Ad attirare l’attenzione del pubblico però, per via dell’incredibile somiglianza nei tratti somatici con il Garibaldi vero, quello ritratto nei dipinti, è stato l’interprete dell’Eroe dei due mondi, all’anagrafe Cornelio Crosina, tiarnese doc, apparso in piazza su di una carrozza.
Seguendo il copione, quello scritto dalla Storia e dalle targhe commemorative affisse sui luoghi del ricordo, i figuranti hanno quindi riportato alla luce, per filo e per segno, quanto accadde in quelle settimane in valle di Ledro.

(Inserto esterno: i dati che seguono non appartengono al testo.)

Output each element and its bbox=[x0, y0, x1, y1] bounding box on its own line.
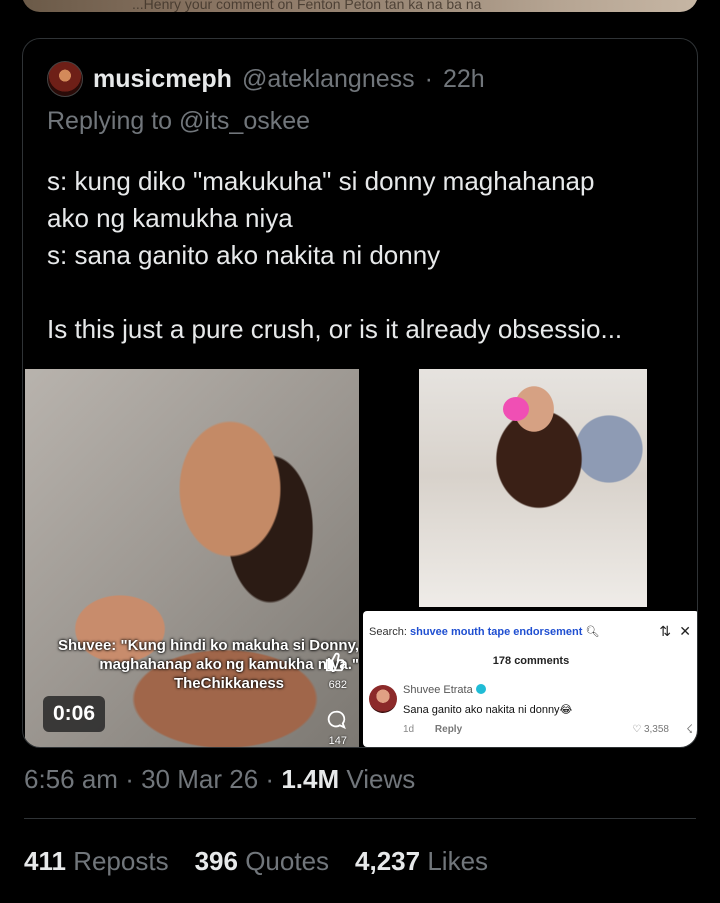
caption-line-2: maghahanap ako ng kamukha niya." bbox=[99, 656, 359, 673]
comment-reply-label: Reply bbox=[434, 724, 463, 735]
commenter-avatar bbox=[369, 685, 397, 713]
sort-icon: ⇅ bbox=[659, 623, 671, 639]
tweet-line-5: Is this just a pure crush, or is it alre… bbox=[47, 314, 623, 344]
handle[interactable]: @ateklangness bbox=[242, 65, 415, 94]
search-label: Search: bbox=[369, 626, 407, 638]
post-time: 6:56 am bbox=[24, 764, 118, 794]
video-caption: Shuvee: "Kung hindi ko makuha si Donny, … bbox=[39, 636, 359, 693]
comment-bubble-icon bbox=[327, 710, 346, 730]
video-thumbnail[interactable]: Shuvee: "Kung hindi ko makuha si Donny, … bbox=[25, 369, 359, 747]
reposts-stat[interactable]: 411 Reposts bbox=[24, 846, 169, 877]
replying-to-line: Replying to @its_oskee bbox=[47, 107, 310, 136]
post-timestamp[interactable]: 6:56 am · 30 Mar 26 · 1.4M Views bbox=[24, 764, 415, 795]
commenter-name-text: Shuvee Etrata bbox=[403, 684, 473, 696]
replying-to-mention[interactable]: @its_oskee bbox=[179, 107, 310, 135]
comment-screenshot[interactable]: Search: shuvee mouth tape endorsement 🔍︎… bbox=[363, 611, 697, 747]
quoted-tweet-card[interactable]: musicmeph @ateklangness · 22h Replying t… bbox=[22, 38, 698, 748]
views-count: 1.4M bbox=[281, 764, 340, 794]
close-icon: ✕ bbox=[679, 623, 691, 639]
likes-label: Likes bbox=[427, 846, 489, 876]
heart-icon: ♡ bbox=[632, 724, 642, 735]
views-label: Views bbox=[346, 764, 416, 794]
likes-count: 4,237 bbox=[355, 846, 421, 876]
tweet-line-3: s: sana ganito ako nakita ni donny bbox=[47, 240, 441, 270]
comment-likes: ♡ 3,358 bbox=[632, 724, 669, 735]
caption-credit: TheChikkaness bbox=[173, 675, 285, 692]
quotes-label: Quotes bbox=[245, 846, 330, 876]
photo-thumbnail[interactable] bbox=[419, 369, 647, 607]
comment-likes-count: 3,358 bbox=[643, 724, 669, 735]
reposts-count: 411 bbox=[24, 846, 66, 876]
avatar[interactable] bbox=[47, 61, 83, 97]
quotes-count: 396 bbox=[194, 846, 238, 876]
tweet-line-1: s: kung diko "makukuha" si donny maghaha… bbox=[47, 166, 595, 196]
commenter-name: Shuvee Etrata bbox=[403, 684, 486, 696]
video-comment-count: 147 bbox=[328, 735, 347, 747]
video-like-count: 682 bbox=[328, 679, 347, 691]
post-date: 30 Mar 26 bbox=[141, 764, 259, 794]
video-duration-badge: 0:06 bbox=[43, 696, 106, 732]
comment-search-bar: Search: shuvee mouth tape endorsement 🔍︎ bbox=[369, 625, 599, 638]
previous-media-text: ...Henry your comment on Fenton Peton ta… bbox=[132, 0, 482, 12]
censor-mark bbox=[503, 397, 529, 421]
replying-to-prefix: Replying to bbox=[47, 107, 173, 135]
comment-meta: 1d Reply bbox=[403, 724, 462, 735]
thumbs-down-icon: ☇ bbox=[686, 722, 693, 736]
timestamp-separator-1: · bbox=[125, 764, 134, 794]
reposts-label: Reposts bbox=[73, 846, 169, 876]
search-icon: 🔍︎ bbox=[585, 626, 600, 638]
tweet-line-2: ako ng kamukha niya bbox=[47, 203, 293, 233]
divider bbox=[24, 818, 696, 819]
verified-badge-icon bbox=[475, 684, 486, 694]
comments-count: 178 comments bbox=[492, 655, 570, 667]
comment-text: Sana ganito ako nakita ni donny😂 bbox=[403, 704, 573, 716]
thumbs-up-icon bbox=[325, 652, 345, 672]
engagement-stats: 411 Reposts 396 Quotes 4,237 Likes bbox=[24, 846, 488, 877]
display-name[interactable]: musicmeph bbox=[93, 65, 232, 94]
tweet-age: 22h bbox=[442, 64, 485, 93]
header-separator: · bbox=[424, 64, 433, 93]
quotes-stat[interactable]: 396 Quotes bbox=[195, 846, 329, 877]
tweet-text: s: kung diko "makukuha" si donny maghaha… bbox=[47, 163, 677, 348]
likes-stat[interactable]: 4,237 Likes bbox=[355, 846, 488, 877]
quoted-tweet-header: musicmeph @ateklangness · 22h bbox=[47, 61, 485, 97]
caption-line-1: Shuvee: "Kung hindi ko makuha si Donny, bbox=[57, 637, 359, 654]
search-term: shuvee mouth tape endorsement bbox=[409, 626, 583, 638]
timestamp-separator-2: · bbox=[265, 764, 275, 794]
previous-media-strip[interactable]: ...Henry your comment on Fenton Peton ta… bbox=[22, 0, 698, 12]
comment-age: 1d bbox=[403, 724, 415, 735]
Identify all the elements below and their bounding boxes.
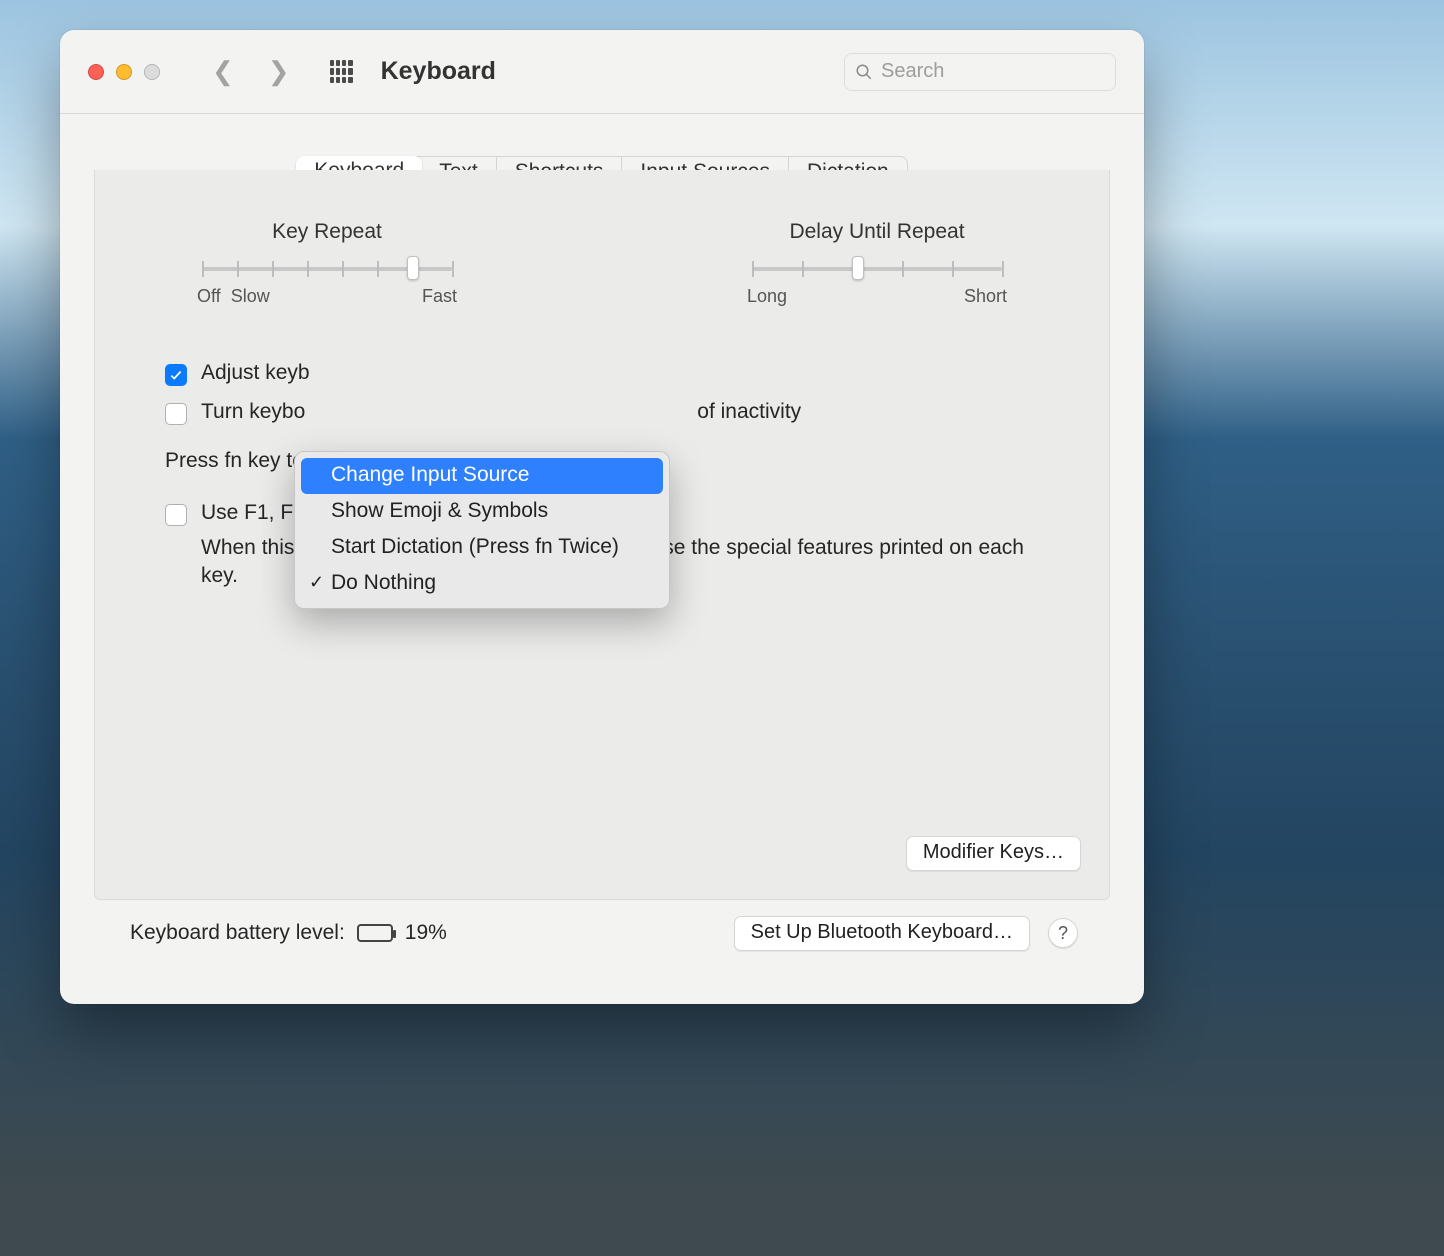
adjust-brightness-label: Adjust keyb xyxy=(201,361,310,385)
desktop: ❮ ❯ Keyboard Search Keyboard Text Shortc… xyxy=(0,0,1444,1256)
adjust-brightness-row: Adjust keyb xyxy=(165,361,1039,386)
popup-item-do-nothing[interactable]: ✓ Do Nothing xyxy=(301,566,663,602)
close-window-button[interactable] xyxy=(88,64,104,80)
battery-label: Keyboard battery level: xyxy=(130,921,345,945)
use-f-keys-checkbox[interactable] xyxy=(165,504,187,526)
titlebar: ❮ ❯ Keyboard Search xyxy=(60,30,1144,114)
key-repeat-slider[interactable] xyxy=(202,254,452,282)
delay-long-label: Long xyxy=(747,286,787,307)
adjust-brightness-checkbox[interactable] xyxy=(165,364,187,386)
check-icon: ✓ xyxy=(309,572,324,593)
search-placeholder: Search xyxy=(881,60,944,83)
window-body: Keyboard Text Shortcuts Input Sources Di… xyxy=(60,114,1144,1004)
fn-action-popup: Change Input Source Show Emoji & Symbols… xyxy=(294,451,670,609)
turn-off-backlight-label-right: of inactivity xyxy=(697,400,801,424)
nav-arrows: ❮ ❯ xyxy=(206,52,296,91)
delay-repeat-slider[interactable] xyxy=(752,254,1002,282)
window-controls xyxy=(88,64,160,80)
check-icon xyxy=(169,368,183,382)
delay-repeat-group: Delay Until Repeat Long xyxy=(727,220,1027,307)
show-all-icon[interactable] xyxy=(330,60,353,83)
search-input[interactable]: Search xyxy=(844,53,1116,91)
key-repeat-knob[interactable] xyxy=(407,256,419,280)
footer: Keyboard battery level: 19% Set Up Bluet… xyxy=(94,900,1110,966)
battery-icon xyxy=(357,924,393,942)
turn-off-backlight-label-left: Turn keybo xyxy=(201,400,305,424)
key-repeat-fast-label: Fast xyxy=(422,286,457,307)
minimize-window-button[interactable] xyxy=(116,64,132,80)
window-title: Keyboard xyxy=(381,57,496,86)
popup-item-start-dictation[interactable]: Start Dictation (Press fn Twice) xyxy=(301,530,663,566)
turn-off-backlight-row: Turn keybo of inactivity xyxy=(165,400,1039,425)
delay-repeat-knob[interactable] xyxy=(852,256,864,280)
popup-item-change-input-source[interactable]: Change Input Source xyxy=(301,458,663,494)
search-icon xyxy=(855,63,873,81)
popup-item-do-nothing-label: Do Nothing xyxy=(331,571,436,594)
delay-repeat-title: Delay Until Repeat xyxy=(789,220,964,244)
zoom-window-button[interactable] xyxy=(144,64,160,80)
delay-short-label: Short xyxy=(964,286,1007,307)
back-button[interactable]: ❮ xyxy=(206,52,240,91)
preferences-window: ❮ ❯ Keyboard Search Keyboard Text Shortc… xyxy=(60,30,1144,1004)
turn-off-backlight-checkbox[interactable] xyxy=(165,403,187,425)
key-repeat-off-label: Off xyxy=(197,286,221,306)
key-repeat-slow-label: Slow xyxy=(231,286,270,306)
help-button[interactable]: ? xyxy=(1048,918,1078,948)
key-repeat-group: Key Repeat Off Slow Fast xyxy=(177,220,477,307)
popup-item-emoji-symbols[interactable]: Show Emoji & Symbols xyxy=(301,494,663,530)
sliders-row: Key Repeat Off Slow Fast xyxy=(165,220,1039,307)
setup-bluetooth-button[interactable]: Set Up Bluetooth Keyboard… xyxy=(734,916,1030,951)
key-repeat-title: Key Repeat xyxy=(272,220,382,244)
battery-percent: 19% xyxy=(405,921,447,945)
forward-button[interactable]: ❯ xyxy=(262,52,296,91)
modifier-keys-button[interactable]: Modifier Keys… xyxy=(906,836,1081,871)
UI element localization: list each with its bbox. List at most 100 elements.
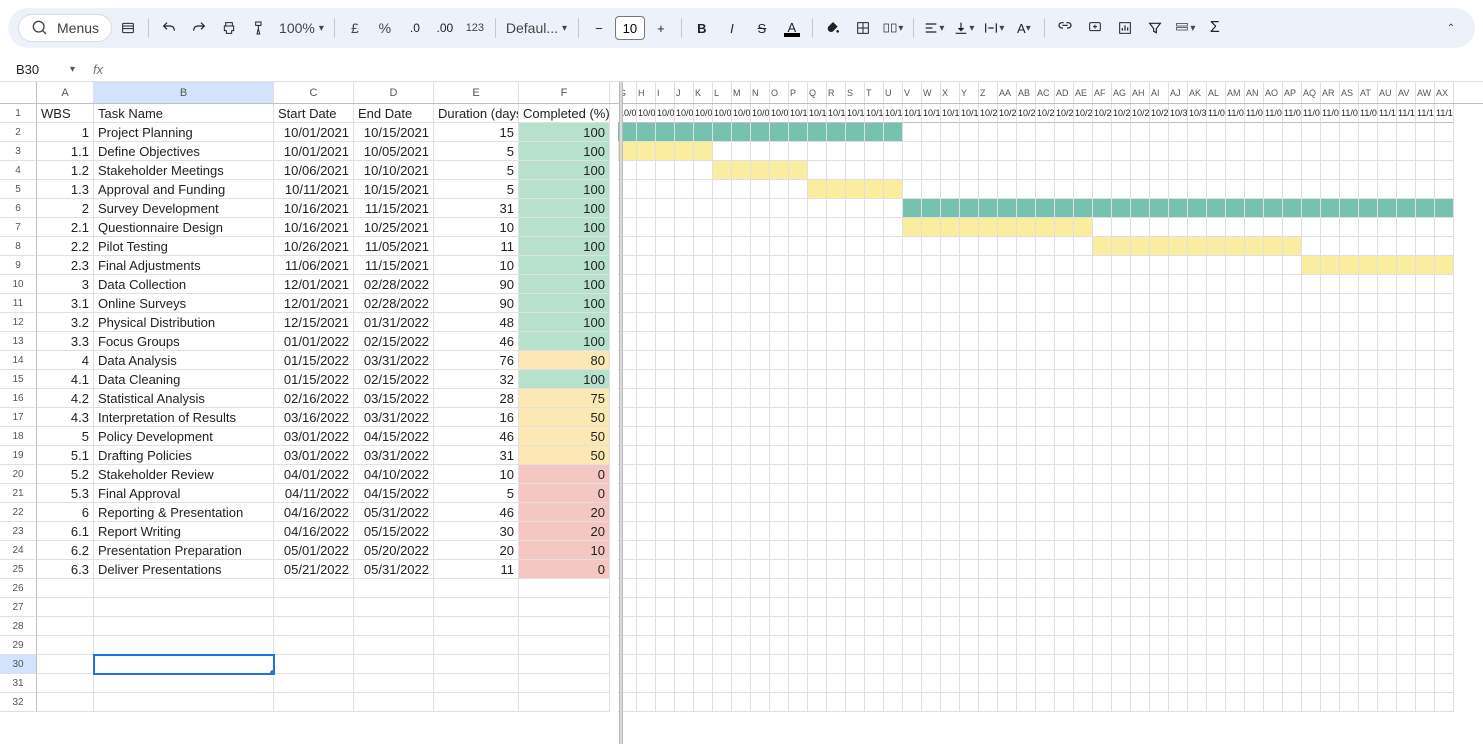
cell[interactable]: 10/01/2021: [274, 123, 354, 142]
gantt-cell[interactable]: [1131, 617, 1150, 636]
gantt-cell[interactable]: [884, 294, 903, 313]
gantt-cell[interactable]: [979, 123, 998, 142]
gantt-cell[interactable]: [675, 674, 694, 693]
column-header[interactable]: C: [274, 82, 354, 103]
gantt-cell[interactable]: [675, 522, 694, 541]
gantt-cell[interactable]: [979, 636, 998, 655]
gantt-cell[interactable]: [1055, 579, 1074, 598]
gantt-cell[interactable]: [732, 142, 751, 161]
gantt-cell[interactable]: [1150, 598, 1169, 617]
font-size-input[interactable]: [615, 16, 645, 40]
gantt-cell[interactable]: [1416, 446, 1435, 465]
gantt-cell[interactable]: [827, 161, 846, 180]
gantt-cell[interactable]: [903, 332, 922, 351]
gantt-cell[interactable]: [1245, 351, 1264, 370]
gantt-cell[interactable]: [998, 218, 1017, 237]
gantt-cell[interactable]: [1321, 408, 1340, 427]
gantt-cell[interactable]: [1017, 275, 1036, 294]
gantt-cell[interactable]: [827, 370, 846, 389]
column-header[interactable]: O: [770, 82, 789, 103]
gantt-cell[interactable]: [637, 218, 656, 237]
gantt-cell[interactable]: [770, 351, 789, 370]
gantt-cell[interactable]: [1378, 142, 1397, 161]
gantt-cell[interactable]: [1150, 332, 1169, 351]
gantt-cell[interactable]: [1359, 446, 1378, 465]
gantt-cell[interactable]: [656, 446, 675, 465]
gantt-cell[interactable]: [637, 693, 656, 712]
gantt-cell[interactable]: [979, 541, 998, 560]
gantt-cell[interactable]: [1112, 427, 1131, 446]
column-header[interactable]: AJ: [1169, 82, 1188, 103]
gantt-cell[interactable]: [770, 408, 789, 427]
gantt-cell[interactable]: [808, 332, 827, 351]
gantt-cell[interactable]: [865, 256, 884, 275]
gantt-cell[interactable]: [1226, 579, 1245, 598]
gantt-cell[interactable]: [1112, 123, 1131, 142]
gantt-cell[interactable]: [903, 541, 922, 560]
gantt-cell[interactable]: [922, 674, 941, 693]
gantt-cell[interactable]: [656, 560, 675, 579]
gantt-cell[interactable]: [808, 427, 827, 446]
gantt-cell[interactable]: [1359, 408, 1378, 427]
gantt-cell[interactable]: [922, 389, 941, 408]
gantt-cell[interactable]: [1036, 598, 1055, 617]
gantt-cell[interactable]: [789, 446, 808, 465]
gantt-cell[interactable]: [1188, 275, 1207, 294]
gantt-cell[interactable]: [865, 389, 884, 408]
cell[interactable]: 3.3: [37, 332, 94, 351]
gantt-cell[interactable]: [1131, 484, 1150, 503]
gantt-cell[interactable]: [1397, 142, 1416, 161]
gantt-cell[interactable]: [789, 560, 808, 579]
gantt-cell[interactable]: [884, 161, 903, 180]
gantt-cell[interactable]: [903, 256, 922, 275]
date-header-cell[interactable]: 10/3: [1169, 104, 1188, 123]
gantt-cell[interactable]: [675, 693, 694, 712]
gantt-cell[interactable]: [732, 199, 751, 218]
row-header[interactable]: 5: [0, 180, 37, 199]
paint-format-button[interactable]: [245, 14, 273, 42]
gantt-cell[interactable]: [1131, 598, 1150, 617]
gantt-cell[interactable]: [1169, 408, 1188, 427]
row-header[interactable]: 28: [0, 617, 37, 636]
gantt-cell[interactable]: [713, 332, 732, 351]
gantt-cell[interactable]: [1055, 674, 1074, 693]
cell[interactable]: 04/11/2022: [274, 484, 354, 503]
gantt-cell[interactable]: [960, 275, 979, 294]
gantt-cell[interactable]: [884, 560, 903, 579]
cell[interactable]: 100: [519, 370, 610, 389]
gantt-cell[interactable]: [979, 503, 998, 522]
gantt-cell[interactable]: [1302, 123, 1321, 142]
gantt-cell[interactable]: [1321, 541, 1340, 560]
gantt-cell[interactable]: [1245, 142, 1264, 161]
date-header-cell[interactable]: 10/1: [789, 104, 808, 123]
cell[interactable]: [354, 598, 434, 617]
gantt-cell[interactable]: [1378, 275, 1397, 294]
gantt-cell[interactable]: [1340, 484, 1359, 503]
gantt-cell[interactable]: [637, 161, 656, 180]
gantt-cell[interactable]: [1359, 503, 1378, 522]
gantt-cell[interactable]: [1093, 541, 1112, 560]
gantt-cell[interactable]: [1435, 408, 1454, 427]
date-header-cell[interactable]: 10/0: [656, 104, 675, 123]
gantt-cell[interactable]: [1188, 161, 1207, 180]
gantt-cell[interactable]: [1074, 693, 1093, 712]
gantt-cell[interactable]: [694, 674, 713, 693]
gantt-cell[interactable]: [922, 408, 941, 427]
gantt-cell[interactable]: [865, 617, 884, 636]
cell[interactable]: 10/06/2021: [274, 161, 354, 180]
gantt-cell[interactable]: [808, 617, 827, 636]
gantt-cell[interactable]: [808, 180, 827, 199]
gantt-cell[interactable]: [637, 503, 656, 522]
gantt-cell[interactable]: [1397, 655, 1416, 674]
gantt-cell[interactable]: [1074, 218, 1093, 237]
gantt-cell[interactable]: [1226, 351, 1245, 370]
gantt-cell[interactable]: [979, 579, 998, 598]
font-dropdown[interactable]: Defaul... ▾: [502, 20, 572, 36]
gantt-cell[interactable]: [1074, 199, 1093, 218]
cell[interactable]: [354, 674, 434, 693]
gantt-cell[interactable]: [1131, 275, 1150, 294]
date-header-cell[interactable]: 11/1: [1378, 104, 1397, 123]
date-header-cell[interactable]: 11/0: [1207, 104, 1226, 123]
gantt-cell[interactable]: [865, 294, 884, 313]
gantt-cell[interactable]: [713, 161, 732, 180]
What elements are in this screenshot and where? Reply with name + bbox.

Durante la campagna dell’estate 1866, all’interno della chiesa di Tiarno di Sotto venne infatti allestito un ospedale militare, in cui furono curati i feriti di entrambe le fazioni, mentre il Generale soggiornò per alcuni giorni presso l’ex Albergo Degara (ex Casa Sforza), dove riposò prima di iniziare la ritirata dal Trentino, seguendo gli ordini del Re. «La cessazione delle ostilità fu sancita il 12 agosto, con l’armistizio di Cormons - hanno ricordato i narratori, prima del minuto di silenzio dedicato ai caduti di tutte le guerre - e il 3 ottobre fu firmata la pace, a Vienna.

Con questo accordo l’Italia perse l’occasione di liberare il Trentino. A nulla valsero tanti sacrifici, tante morti. Tutte le speranze che avevano mosso fior fiore di gioventù, furono deluse. Per questa terra si dovette aspettare la fine della Prima guerra mondiale. E veder cadere ancora migliaia e migliaia di altre giovani vite».